Answer to Question #97267 in Analytic Geometry for Aravind

First we draw the perpendiculars from C and D on AB as can be seen in the attached figure.

In the right triangle AEC we apply Pythagorean Theorem: AC²=AE²+CE² which implies

AC²=(AB+BE)² +CE² = AB² + 2*AB*BE+BE² +CE² (*)

Since CDFE is a rectangle, it follows that CD=EF.

But AB=CD because ABCD is parallelogram. So it follows that AB=CD=EF.

But DF=CE being heights in ABCD and represent the distance between parallels AB and CD.

Also AD=BC since ABCD is parallelogram.

Thus the right triangles AFD and BCE are congruent.
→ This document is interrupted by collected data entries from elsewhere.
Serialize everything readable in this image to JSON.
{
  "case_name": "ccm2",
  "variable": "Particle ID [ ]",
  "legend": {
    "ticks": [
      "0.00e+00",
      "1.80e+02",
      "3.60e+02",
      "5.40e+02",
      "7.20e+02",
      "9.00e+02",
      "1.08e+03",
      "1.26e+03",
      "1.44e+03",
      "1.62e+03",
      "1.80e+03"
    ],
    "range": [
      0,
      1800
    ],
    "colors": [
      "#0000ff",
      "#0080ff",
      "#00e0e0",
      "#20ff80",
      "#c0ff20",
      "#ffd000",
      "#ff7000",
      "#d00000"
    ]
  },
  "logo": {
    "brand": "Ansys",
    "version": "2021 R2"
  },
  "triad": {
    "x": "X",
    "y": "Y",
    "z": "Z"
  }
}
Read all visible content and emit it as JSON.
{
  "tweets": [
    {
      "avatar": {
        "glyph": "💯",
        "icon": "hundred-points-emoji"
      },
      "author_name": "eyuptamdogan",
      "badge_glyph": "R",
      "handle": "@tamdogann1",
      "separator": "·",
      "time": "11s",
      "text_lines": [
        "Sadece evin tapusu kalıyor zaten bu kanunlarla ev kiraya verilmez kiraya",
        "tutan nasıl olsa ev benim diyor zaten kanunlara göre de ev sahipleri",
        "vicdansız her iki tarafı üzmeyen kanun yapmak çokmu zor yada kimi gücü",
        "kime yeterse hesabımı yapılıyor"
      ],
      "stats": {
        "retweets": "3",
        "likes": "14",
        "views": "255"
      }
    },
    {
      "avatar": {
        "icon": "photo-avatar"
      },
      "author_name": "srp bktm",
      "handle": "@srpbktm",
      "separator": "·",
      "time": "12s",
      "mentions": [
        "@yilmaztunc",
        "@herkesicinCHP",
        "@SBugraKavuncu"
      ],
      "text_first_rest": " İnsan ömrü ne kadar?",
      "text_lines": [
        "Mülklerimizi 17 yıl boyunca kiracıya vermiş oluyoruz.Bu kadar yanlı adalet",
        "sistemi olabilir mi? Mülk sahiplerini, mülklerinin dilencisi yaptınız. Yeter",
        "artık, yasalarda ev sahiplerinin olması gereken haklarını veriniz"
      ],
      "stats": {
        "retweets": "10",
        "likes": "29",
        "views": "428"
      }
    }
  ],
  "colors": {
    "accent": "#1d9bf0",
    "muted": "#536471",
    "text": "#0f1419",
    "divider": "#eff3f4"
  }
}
So AF=BE.

Now in triangle DFB: BD² = BF² +FD² by Pythagorean Theorem.

So BD² = (AB-AF)² + CE² = (AB-BE)² +CE² = AB² -2*AB*BE+BE² + CE² (**)

Adding relationships (*) and (**): AC²+BD² = 2AB² +2BE² +2CE² =2AB² +2(BE²+CE²) =2AB² +2BC² after using

Pythagorean Theorem in triangle BCE.

In conclusion, AC²+BD² = AB² +BC²+CD²+DA² as required.